You searched and tallied. These are the most popular cars of the year.
This year marks a turning point for the automotive industry, with automakers saying things are moving too fast to keep up. Manufacturing is evolving and this is exciting news. When it came to the models people were most interested in finding and buying this year, cars of undeniable historical significance were at the forefront.
Change seems to be the driving force behind the most popular rides, whether it’s nostalgia, goodbyes, or futuristic optimism. Based on duPont REGISTRY’s Top 10 Trending Cars for 2022.
10. C8 Corvette
For a very long time, the auto industry rejoiced when Chevrolet debuted the mid-engined Corvette. Not only did it represent a triumph for the American auto industry, it furthered the performance potential of the already world-class Corvette. People can’t wait to get their hands on it and try it out.
9. Ford F-150 Raptor
Few things can match a performance pickup truck. The Ford F-150 Raptor is a textbook example of what makes this style of vehicle so special. With the Raptor, you have everything you need for endless off-road fun. Not to mention big tires, advanced suspension, high ground clearance and plenty of power. It’s no surprise that this track is on the list.
8. Mercedes AMG GT Black Series
The ‘Black Series’ is a sacred designation in the AMG world, representing a car with an uncompromising dedication to performance and releasing many of the usual Mercedes-Benz creature comforts. With utterly wicked looks, 720 horsepower and the ability to reach 60 mph from standstill in just 3.1 seconds, the Mercedes-AMG GT Black Series is his AMG performance powerhouse distilled.
7. Lamborghini Urus
Even after some time in production, the awe commanded by the Lamborghini Urus is undeniable. It may sound extreme, but the term ‘super SUV’ definitely applies. This combination of luxury, comfort and Lamborghini-level performance is the “have the cake and eat it” automotive way. who doesn’t want that?
6. McLaren 765LT Spider
McLaren’s LT models celebrate the brand’s racing legacy and quest for engineering excellence that pushes the boundaries of performance. The 765LT Spider offers extreme, thrilling power that drivers can enjoy with the roof up and down. The combination of his racing prowess and the wind in his hair makes him one of the wins for all car enthusiasts.
5. Ferrari SF90
Ferrari’s flagship SF90 model has broken convention with the power of a V8 hybrid and the ability to outperform even the legendary LaFerrari on the Fiorano circuit. This car ushers in a bold new era for the Prancing Horse brand and drivers can’t wait to get a taste of it.
4. Lamborghini Huracan STO
Powered by Lamborghini’s V10 engine, the Huracán supercar has won the hearts of many car enthusiasts around the world. With a nimbler, lighter design, more power and an unmistakable engine sound, the Lamborghini Huracán STO is truly his performance machine.
3. Bugatti Chiron
In 2015, the Bugatti Chiron was faster than the staggering Veyron. Not only was this a high hurdle to clear, it was also one of his greatest hurdles in automotive history. Bugatti’s dedication and willingness to go to great lengths to deliver the ultimate combination of performance, luxury and style makes it impossible to ignore a car like the Chiron, the fact that the Bugatti Chiron is the best.

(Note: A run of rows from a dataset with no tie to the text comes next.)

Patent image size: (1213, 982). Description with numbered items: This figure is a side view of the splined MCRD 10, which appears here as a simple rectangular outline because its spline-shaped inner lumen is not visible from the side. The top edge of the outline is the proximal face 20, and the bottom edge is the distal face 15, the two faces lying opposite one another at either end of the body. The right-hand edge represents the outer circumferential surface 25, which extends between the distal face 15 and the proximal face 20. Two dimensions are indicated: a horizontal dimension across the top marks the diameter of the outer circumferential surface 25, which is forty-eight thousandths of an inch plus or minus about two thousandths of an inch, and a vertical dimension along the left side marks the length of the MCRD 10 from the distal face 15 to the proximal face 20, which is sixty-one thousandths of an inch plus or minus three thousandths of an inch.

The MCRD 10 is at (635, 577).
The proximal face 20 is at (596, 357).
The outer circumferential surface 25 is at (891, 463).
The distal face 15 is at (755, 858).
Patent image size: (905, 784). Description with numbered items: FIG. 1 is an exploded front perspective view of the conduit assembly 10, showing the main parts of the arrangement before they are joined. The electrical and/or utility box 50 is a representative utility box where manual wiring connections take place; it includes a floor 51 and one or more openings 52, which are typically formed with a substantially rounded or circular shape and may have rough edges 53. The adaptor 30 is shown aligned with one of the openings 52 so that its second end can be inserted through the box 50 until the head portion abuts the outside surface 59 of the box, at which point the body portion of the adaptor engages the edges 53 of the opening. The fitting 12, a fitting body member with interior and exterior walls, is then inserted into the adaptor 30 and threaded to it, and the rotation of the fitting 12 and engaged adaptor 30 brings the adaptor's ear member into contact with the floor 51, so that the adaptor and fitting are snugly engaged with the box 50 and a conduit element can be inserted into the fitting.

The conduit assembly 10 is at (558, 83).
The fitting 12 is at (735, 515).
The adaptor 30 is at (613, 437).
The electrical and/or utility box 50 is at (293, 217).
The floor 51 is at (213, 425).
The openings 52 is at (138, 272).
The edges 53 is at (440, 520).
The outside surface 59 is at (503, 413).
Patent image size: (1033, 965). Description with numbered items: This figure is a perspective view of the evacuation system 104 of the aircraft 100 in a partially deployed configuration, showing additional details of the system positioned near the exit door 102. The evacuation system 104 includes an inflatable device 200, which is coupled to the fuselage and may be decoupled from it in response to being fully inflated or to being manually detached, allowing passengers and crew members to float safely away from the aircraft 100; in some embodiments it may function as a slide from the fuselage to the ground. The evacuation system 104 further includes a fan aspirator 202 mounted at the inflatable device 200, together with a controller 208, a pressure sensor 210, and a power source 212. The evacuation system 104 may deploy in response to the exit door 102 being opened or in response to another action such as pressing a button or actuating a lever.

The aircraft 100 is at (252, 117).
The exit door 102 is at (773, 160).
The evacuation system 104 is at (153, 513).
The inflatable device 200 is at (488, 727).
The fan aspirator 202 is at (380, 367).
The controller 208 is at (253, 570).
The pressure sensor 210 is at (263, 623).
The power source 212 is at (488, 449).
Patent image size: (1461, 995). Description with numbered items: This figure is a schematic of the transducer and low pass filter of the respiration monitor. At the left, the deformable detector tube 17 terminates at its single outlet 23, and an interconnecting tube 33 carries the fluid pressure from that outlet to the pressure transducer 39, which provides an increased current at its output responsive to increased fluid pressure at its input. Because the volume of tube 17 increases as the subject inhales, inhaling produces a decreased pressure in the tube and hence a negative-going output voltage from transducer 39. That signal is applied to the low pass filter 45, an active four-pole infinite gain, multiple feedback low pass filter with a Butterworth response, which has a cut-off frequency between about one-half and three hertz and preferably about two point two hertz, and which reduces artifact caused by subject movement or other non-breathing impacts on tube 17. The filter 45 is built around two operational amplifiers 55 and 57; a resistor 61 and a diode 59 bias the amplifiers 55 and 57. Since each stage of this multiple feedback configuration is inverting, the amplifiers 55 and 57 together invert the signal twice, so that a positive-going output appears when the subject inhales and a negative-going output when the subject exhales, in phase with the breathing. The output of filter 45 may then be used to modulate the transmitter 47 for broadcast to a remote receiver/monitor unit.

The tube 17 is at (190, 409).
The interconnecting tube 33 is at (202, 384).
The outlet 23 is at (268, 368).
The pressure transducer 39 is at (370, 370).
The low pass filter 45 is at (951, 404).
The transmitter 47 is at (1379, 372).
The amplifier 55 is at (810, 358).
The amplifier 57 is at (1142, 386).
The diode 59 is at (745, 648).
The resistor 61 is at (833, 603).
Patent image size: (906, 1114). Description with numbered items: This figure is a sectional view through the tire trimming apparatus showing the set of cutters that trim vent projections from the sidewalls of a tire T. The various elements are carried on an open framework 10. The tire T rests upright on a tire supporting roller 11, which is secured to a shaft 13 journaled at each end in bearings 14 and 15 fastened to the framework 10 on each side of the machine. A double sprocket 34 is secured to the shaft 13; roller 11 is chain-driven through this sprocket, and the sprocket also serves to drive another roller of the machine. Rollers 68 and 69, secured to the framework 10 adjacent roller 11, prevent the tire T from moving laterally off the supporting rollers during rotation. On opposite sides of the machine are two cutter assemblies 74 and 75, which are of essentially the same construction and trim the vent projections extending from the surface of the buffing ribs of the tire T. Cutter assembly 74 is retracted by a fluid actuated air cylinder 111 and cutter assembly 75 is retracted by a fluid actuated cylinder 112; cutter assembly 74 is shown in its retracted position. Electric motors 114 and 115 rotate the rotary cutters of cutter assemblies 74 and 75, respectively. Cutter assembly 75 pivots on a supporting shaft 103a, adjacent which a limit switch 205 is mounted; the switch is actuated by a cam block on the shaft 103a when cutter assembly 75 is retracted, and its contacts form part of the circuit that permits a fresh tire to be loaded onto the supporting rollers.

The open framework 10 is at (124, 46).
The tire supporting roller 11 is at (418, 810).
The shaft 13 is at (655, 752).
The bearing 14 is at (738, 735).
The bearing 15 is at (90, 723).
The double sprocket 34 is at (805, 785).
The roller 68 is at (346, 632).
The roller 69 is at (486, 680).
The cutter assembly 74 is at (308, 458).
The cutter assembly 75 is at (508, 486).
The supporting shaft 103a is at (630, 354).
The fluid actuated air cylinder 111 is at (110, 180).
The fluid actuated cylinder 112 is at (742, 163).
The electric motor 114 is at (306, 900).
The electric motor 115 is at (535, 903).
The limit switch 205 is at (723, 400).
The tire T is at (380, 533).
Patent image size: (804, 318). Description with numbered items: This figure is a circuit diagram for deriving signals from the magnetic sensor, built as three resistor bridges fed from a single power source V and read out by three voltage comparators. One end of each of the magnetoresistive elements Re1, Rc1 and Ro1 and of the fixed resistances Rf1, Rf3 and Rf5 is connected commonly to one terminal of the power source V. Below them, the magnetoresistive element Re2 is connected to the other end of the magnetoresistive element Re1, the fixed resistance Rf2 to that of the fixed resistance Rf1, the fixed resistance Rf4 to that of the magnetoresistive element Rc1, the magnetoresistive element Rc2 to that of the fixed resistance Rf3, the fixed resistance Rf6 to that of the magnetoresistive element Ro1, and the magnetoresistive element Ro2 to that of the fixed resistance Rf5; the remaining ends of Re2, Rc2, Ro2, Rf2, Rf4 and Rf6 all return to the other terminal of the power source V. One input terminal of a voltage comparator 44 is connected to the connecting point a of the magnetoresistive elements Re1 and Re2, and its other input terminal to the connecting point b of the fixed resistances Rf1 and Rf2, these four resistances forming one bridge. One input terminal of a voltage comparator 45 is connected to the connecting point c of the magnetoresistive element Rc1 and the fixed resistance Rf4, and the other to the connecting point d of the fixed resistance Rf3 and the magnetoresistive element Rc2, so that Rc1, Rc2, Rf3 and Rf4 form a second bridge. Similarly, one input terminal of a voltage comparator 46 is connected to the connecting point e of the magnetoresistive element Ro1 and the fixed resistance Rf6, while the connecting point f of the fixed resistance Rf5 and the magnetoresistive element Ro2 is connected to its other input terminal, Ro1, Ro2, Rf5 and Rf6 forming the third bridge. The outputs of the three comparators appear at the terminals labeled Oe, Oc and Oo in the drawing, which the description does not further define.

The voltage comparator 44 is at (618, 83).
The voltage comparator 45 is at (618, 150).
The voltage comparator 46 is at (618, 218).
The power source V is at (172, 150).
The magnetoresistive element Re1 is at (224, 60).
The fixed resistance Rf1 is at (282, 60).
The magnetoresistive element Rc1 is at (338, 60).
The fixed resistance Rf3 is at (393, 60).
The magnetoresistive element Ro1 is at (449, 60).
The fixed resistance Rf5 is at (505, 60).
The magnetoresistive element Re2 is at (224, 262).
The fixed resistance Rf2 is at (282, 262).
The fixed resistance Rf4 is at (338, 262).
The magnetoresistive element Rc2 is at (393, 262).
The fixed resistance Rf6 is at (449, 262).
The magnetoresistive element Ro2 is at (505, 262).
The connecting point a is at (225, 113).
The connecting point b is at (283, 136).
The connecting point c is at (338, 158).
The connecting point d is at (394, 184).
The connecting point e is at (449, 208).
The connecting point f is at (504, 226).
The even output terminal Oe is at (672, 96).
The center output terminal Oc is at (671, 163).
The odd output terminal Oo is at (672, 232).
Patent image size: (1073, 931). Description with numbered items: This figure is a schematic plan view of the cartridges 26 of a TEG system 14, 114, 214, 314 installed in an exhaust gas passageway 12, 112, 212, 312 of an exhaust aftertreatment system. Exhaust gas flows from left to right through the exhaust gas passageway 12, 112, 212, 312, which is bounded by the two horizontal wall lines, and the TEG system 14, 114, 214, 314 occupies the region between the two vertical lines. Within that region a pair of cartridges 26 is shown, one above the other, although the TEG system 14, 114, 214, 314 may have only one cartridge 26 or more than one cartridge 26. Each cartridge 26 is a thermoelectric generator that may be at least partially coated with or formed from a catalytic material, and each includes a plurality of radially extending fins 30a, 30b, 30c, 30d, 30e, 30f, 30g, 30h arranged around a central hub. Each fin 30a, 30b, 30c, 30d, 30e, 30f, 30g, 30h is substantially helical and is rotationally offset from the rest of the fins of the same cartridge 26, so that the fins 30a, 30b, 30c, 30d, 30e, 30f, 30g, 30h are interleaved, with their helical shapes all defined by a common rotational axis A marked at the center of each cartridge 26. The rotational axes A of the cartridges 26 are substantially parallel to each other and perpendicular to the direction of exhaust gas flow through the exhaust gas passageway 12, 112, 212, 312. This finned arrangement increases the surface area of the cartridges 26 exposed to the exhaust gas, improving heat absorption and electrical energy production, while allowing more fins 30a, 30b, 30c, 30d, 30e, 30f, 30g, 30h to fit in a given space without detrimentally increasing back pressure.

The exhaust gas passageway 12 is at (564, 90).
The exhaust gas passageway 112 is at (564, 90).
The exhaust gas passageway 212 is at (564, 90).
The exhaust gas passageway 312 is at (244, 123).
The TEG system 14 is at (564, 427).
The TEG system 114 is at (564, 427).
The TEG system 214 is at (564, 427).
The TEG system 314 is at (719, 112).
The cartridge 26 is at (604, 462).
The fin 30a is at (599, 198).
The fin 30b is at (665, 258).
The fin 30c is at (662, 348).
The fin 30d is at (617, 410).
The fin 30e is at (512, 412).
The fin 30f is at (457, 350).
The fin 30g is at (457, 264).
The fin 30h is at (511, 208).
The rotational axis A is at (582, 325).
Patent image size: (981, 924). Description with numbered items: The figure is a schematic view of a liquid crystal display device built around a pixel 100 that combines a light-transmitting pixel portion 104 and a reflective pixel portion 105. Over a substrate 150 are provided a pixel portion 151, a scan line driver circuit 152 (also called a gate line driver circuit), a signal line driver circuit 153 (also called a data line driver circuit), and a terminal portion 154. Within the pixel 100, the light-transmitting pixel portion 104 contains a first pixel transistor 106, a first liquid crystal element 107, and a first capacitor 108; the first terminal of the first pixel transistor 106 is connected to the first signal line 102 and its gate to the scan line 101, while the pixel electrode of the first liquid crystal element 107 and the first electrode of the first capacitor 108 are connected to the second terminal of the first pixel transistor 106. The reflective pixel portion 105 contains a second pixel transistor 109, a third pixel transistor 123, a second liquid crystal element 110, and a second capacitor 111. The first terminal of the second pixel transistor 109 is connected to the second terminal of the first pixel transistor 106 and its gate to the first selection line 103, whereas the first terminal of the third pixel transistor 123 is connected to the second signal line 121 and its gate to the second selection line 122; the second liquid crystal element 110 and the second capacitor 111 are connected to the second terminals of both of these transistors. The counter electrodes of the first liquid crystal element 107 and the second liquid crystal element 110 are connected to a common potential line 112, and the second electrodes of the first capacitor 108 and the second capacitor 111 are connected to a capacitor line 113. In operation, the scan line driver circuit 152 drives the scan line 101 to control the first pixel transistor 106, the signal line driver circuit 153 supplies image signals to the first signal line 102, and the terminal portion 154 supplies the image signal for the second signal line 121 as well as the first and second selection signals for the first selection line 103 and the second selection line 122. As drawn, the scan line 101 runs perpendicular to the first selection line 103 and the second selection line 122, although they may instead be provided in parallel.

I can’t help but love in almost every way.
2. Lamborghini Aventador Altimae
The Lamborghini Aventador has officially retired as the Fighting Bull’s V12-equipped flagship, along with the withdrawal of the ‘pure’ naturally aspirated V12 from the brand’s offerings. The Aventador Ultimae is both an incredible supercar in its own right and the last of an era of decades of performance.
1. Porsche 911 (992) GT3
The Porsche 911 GT3 has always been the ultimate driver’s car in the Porsche 911 range, essentially a driver’s car of driver’s cars. Its latest generation shows more race-focused innovation and liberal performance than ever before, so it’s no wonder people want to get their hands on such a phenomenal machine.
This article was published in the December 2022 issue.